このように引用例の実施例6の方法が1ミクロンよりも大きい重合体粒子を生成する理由は、その方法の反応条件に帰因しているのである。すなわち、その大きな理由は、反応体の導入にあたつて何ら考慮されていない管状反応器の使用にあるのである。引用例の実施例6では、(A)アクリロニトリルと(B)スチレンとポリオールとの反応体混合物が管状反応器に1度に導入され、次いでいくつかの緊密混合帯域を経て反応せしめられるのであるが、このような反応器では本願第2発明におけるように「重合中の反応混合物全体にわたつて低い単量体ポリオール比を保持しながら」反応させることは不可能なのである。

引用例の実施例6中第10表の実施番号nには本願第2発明で特定される原料比に包含される原料を用いる重合体/ポリオール組成物を得る方法が示されているが、右方法は引用例の実施例1の手順に従うものとされている。すなわち、11個の混合室を円形ジヤマ板で区画連通させ、各室には4枚のかき取り羽根のついたインペラーを設けた管状反応器を使用し、単量体とポリオールとの反応体混合物を第1混合室へ導入するものである。このように、第1混合室へ導入されるときからすでに単量体対ポリオール比は高いから、管状反応器における混合程度では単量体の局在化は回避することができない。このため当初明細書第4、5ページや例11に記載のように重合体粒子径が大きく、またポリウレタンはスコーチを生ずるのである。
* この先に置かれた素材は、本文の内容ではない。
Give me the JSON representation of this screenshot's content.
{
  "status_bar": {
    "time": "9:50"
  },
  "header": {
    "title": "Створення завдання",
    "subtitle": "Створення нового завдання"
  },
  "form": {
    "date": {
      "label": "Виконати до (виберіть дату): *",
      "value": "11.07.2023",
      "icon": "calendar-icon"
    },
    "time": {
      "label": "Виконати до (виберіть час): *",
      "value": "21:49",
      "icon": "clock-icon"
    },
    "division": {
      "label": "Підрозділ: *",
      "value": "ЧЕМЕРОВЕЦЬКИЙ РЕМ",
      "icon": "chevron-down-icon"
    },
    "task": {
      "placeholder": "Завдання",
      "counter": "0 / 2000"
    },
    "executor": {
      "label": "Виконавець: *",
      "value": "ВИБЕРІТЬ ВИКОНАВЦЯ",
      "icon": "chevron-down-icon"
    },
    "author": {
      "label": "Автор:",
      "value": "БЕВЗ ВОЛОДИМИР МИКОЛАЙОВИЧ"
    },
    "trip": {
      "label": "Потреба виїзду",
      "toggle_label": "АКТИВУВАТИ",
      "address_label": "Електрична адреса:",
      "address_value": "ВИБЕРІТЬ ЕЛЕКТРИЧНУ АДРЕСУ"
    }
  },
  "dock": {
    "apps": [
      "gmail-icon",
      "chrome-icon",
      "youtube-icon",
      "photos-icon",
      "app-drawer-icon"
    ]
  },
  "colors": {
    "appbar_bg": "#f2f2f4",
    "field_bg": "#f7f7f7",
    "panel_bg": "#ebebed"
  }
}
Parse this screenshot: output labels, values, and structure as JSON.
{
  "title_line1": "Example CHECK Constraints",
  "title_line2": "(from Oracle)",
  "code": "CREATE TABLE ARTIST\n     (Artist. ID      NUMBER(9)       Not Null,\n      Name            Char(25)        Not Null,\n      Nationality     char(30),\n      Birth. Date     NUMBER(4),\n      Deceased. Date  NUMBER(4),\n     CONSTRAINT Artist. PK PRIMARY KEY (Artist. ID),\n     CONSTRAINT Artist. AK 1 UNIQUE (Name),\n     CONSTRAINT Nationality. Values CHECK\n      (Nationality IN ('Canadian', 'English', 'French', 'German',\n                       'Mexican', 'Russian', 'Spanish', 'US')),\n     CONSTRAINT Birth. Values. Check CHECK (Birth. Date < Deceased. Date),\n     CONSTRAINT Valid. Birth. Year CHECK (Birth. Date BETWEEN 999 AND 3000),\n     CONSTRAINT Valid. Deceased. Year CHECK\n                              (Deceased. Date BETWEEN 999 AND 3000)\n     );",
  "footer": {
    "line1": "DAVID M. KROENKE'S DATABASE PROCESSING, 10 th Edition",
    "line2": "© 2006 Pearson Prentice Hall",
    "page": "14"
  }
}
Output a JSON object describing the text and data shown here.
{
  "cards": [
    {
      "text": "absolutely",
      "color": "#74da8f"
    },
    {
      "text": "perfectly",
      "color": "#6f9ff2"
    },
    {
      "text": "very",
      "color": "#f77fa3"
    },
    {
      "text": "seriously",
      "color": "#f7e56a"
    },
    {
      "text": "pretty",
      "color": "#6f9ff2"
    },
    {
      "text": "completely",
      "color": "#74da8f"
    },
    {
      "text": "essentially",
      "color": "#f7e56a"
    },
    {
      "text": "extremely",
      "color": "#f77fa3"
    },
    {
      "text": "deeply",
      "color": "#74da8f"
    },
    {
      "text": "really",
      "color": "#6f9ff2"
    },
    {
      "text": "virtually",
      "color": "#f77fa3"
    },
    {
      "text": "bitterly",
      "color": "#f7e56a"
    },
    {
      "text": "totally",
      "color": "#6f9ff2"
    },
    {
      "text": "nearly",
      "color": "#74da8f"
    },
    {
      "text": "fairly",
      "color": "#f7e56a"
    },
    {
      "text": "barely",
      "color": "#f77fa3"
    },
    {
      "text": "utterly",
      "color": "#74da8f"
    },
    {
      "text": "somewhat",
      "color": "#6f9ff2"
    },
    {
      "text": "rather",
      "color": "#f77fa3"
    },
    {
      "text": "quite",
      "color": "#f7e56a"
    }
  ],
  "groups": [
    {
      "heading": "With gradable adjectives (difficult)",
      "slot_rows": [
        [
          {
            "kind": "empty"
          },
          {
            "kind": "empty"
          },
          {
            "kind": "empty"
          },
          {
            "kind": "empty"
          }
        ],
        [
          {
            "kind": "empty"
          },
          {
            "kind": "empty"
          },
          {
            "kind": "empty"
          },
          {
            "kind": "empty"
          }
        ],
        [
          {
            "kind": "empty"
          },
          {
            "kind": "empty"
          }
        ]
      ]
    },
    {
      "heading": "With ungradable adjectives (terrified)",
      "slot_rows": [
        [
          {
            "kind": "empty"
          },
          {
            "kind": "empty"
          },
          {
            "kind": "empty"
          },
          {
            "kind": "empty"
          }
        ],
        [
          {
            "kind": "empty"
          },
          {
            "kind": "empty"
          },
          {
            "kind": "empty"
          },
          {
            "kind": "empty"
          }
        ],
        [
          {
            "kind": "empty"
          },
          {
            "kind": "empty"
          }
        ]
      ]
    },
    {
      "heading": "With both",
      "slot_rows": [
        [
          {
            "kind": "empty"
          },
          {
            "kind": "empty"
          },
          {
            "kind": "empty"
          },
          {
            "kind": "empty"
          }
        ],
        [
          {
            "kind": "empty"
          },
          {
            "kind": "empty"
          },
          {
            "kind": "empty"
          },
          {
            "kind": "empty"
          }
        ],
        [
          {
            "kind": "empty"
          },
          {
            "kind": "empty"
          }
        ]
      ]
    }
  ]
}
以上のように、低い単量体対ポリオール比を保持することは、引用例には記載も示唆もされていないし、事実その実施例では起りえないような条件なのである。なぜならば、引用例は発明が解決すべき問題点として、重合体がアクリロニトリル/スチレン共重合体であるところの重合体/ポリオール組成物を製造する際には顆粒状重合体が生成しうる問題を挙げていないし、また示唆もしていないからである。

さらに、引用例は、発明が解決すべき問題点として、ある種の従来技術の重合体/ポリオール組成物から製造されるポリウレタンフオームにおいてスコーチが生じることの問題点を挙げていないし、示唆もしていない。

2 本願第2発明

本願第2発明では、本願発明の明細書(甲第2号証の1)の第17、18ページに記載するように、1ミクロン以下の直径を有する重合体より本質上なる重合体を含有する重合体/ポリオール流体組成物を得るためにはプロセス中反応混合物全体にわたつて低い単量体対ポリオール比を保持することが必須の要件であることが明らかにされたのである。

すなわち、本願発明の明細書(甲第2号証の1)には次の趣旨の記載がある。

(1) 低い単量体対ポリオール比は、1ミクロン以下の直径を有する重合体粒子を生成するように保持される(第17ページ第6ないし第10行)。

(2)  右は単量体から重合体へ早い転化を行う条件を使用すること、すなわち、半バツチ式反応では単量体をポリオールにゆつくりと添加し、且つ温度及び混合条件を制御することにより、また連続式反応では温度及び混合条件を制御することにより達成される(第17ページ第10ないし第20行)。また混合条件は逆混合型反応器で得られる条件である(第17ページ第18ないし第20行)。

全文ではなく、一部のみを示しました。